Témoignage de Claire, Philippe et leurs enfants
jeudi 20 décembre 2018
par  Lacombe Jean-Noël

Chaque enfant est un don de Dieu pour nous faire sortir de notre ego centrisme et pour nous faire grandir dans l’amour gratuit.

Claire et Philippe sont les parents d’Ombeline, dernière d’une fratrie de sept enfants, et porteuse d’un handicap. Ils ont bien voulu témoigner de l’accueil d’Ombeline au sein de leur famille.

Ombeline est née « normale ». Mais, dès six mois, les premiers symptômes de son handicap apparaissent. A l’âge de deux ans, après de nombreux examens, le diagnostic tombe. Ombeline est atteinte d’une maladie génétique dégénérative qui va évoluer vers un polyhandicap très invalidant : pas de marche, pas de station assise, pas de parole, pas de préhension manuelle… Ombeline est totalement dépendante.

L’annonce a été brutale.
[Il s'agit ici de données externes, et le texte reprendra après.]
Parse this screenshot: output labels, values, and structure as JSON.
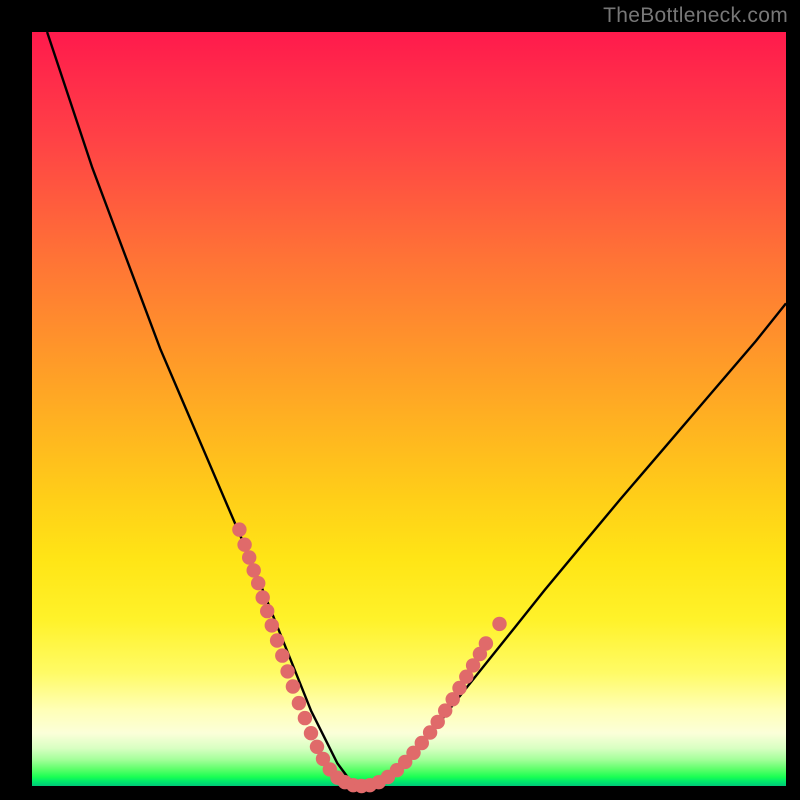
{
  "watermark": "TheBottleneck.com",
  "colors": {
    "curve": "#000000",
    "markers": "#e06a6a",
    "background_black": "#000000"
  },
  "chart_data": {
    "type": "line",
    "title": "",
    "xlabel": "",
    "ylabel": "",
    "xlim": [
      0,
      100
    ],
    "ylim": [
      0,
      100
    ],
    "series": [
      {
        "name": "bottleneck-curve",
        "x": [
          2,
          5,
          8,
          11,
          14,
          17,
          20,
          23,
          26,
          29,
          31,
          33,
          35,
          37,
          39,
          40.5,
          42,
          44,
          46,
          48,
          50,
          53,
          56,
          60,
          64,
          68,
          73,
          78,
          84,
          90,
          96,
          100
        ],
        "y": [
          100,
          91,
          82,
          74,
          66,
          58,
          51,
          44,
          37,
          30,
          25,
          20,
          15,
          10,
          6,
          3,
          1,
          0,
          0.5,
          2,
          4,
          7,
          11,
          16,
          21,
          26,
          32,
          38,
          45,
          52,
          59,
          64
        ]
      }
    ],
    "markers": {
      "name": "highlighted-points",
      "note": "pink dot clusters along both flanks near the valley",
      "points": [
        {
          "x": 27.5,
          "y": 34
        },
        {
          "x": 28.2,
          "y": 32
        },
        {
          "x": 28.8,
          "y": 30.3
        },
        {
          "x": 29.4,
          "y": 28.6
        },
        {
          "x": 30.0,
          "y": 26.9
        },
        {
          "x": 30.6,
          "y": 25.0
        },
        {
          "x": 31.2,
          "y": 23.2
        },
        {
          "x": 31.8,
          "y": 21.3
        },
        {
          "x": 32.5,
          "y": 19.3
        },
        {
          "x": 33.2,
          "y": 17.3
        },
        {
          "x": 33.9,
          "y": 15.2
        },
        {
          "x": 34.6,
          "y": 13.2
        },
        {
          "x": 35.4,
          "y": 11.0
        },
        {
          "x": 36.2,
          "y": 9.0
        },
        {
          "x": 37.0,
          "y": 7.0
        },
        {
          "x": 37.8,
          "y": 5.2
        },
        {
          "x": 38.6,
          "y": 3.6
        },
        {
          "x": 39.5,
          "y": 2.2
        },
        {
          "x": 40.5,
          "y": 1.1
        },
        {
          "x": 41.5,
          "y": 0.5
        },
        {
          "x": 42.6,
          "y": 0.1
        },
        {
          "x": 43.7,
          "y": 0.0
        },
        {
          "x": 44.8,
          "y": 0.1
        },
        {
          "x": 46.0,
          "y": 0.5
        },
        {
          "x": 47.2,
          "y": 1.2
        },
        {
          "x": 48.4,
          "y": 2.1
        },
        {
          "x": 49.5,
          "y": 3.2
        },
        {
          "x": 50.6,
          "y": 4.4
        },
        {
          "x": 51.7,
          "y": 5.7
        },
        {
          "x": 52.8,
          "y": 7.1
        },
        {
          "x": 53.8,
          "y": 8.5
        },
        {
          "x": 54.8,
          "y": 10.0
        },
        {
          "x": 55.8,
          "y": 11.5
        },
        {
          "x": 56.7,
          "y": 13.0
        },
        {
          "x": 57.6,
          "y": 14.5
        },
        {
          "x": 58.5,
          "y": 16.0
        },
        {
          "x": 59.4,
          "y": 17.5
        },
        {
          "x": 60.2,
          "y": 18.9
        },
        {
          "x": 62.0,
          "y": 21.5
        }
      ]
    }
  }
}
Claire le souligne : « Ce fut très dur, et un bouleversement pour toute la famille. » Elle ajoute : « Nous sommes rentrés dans l’inconnu car il existait alors peu d’indications médicales sur cette affection génétique orpheline. » Dès lors, pour ses parents, et pour sa maman qui s’occupe d’elle toute la journée, il est impossible de se projeter vers l’avenir.

Cependant, il n’y a pas de révolte. La famille fait face.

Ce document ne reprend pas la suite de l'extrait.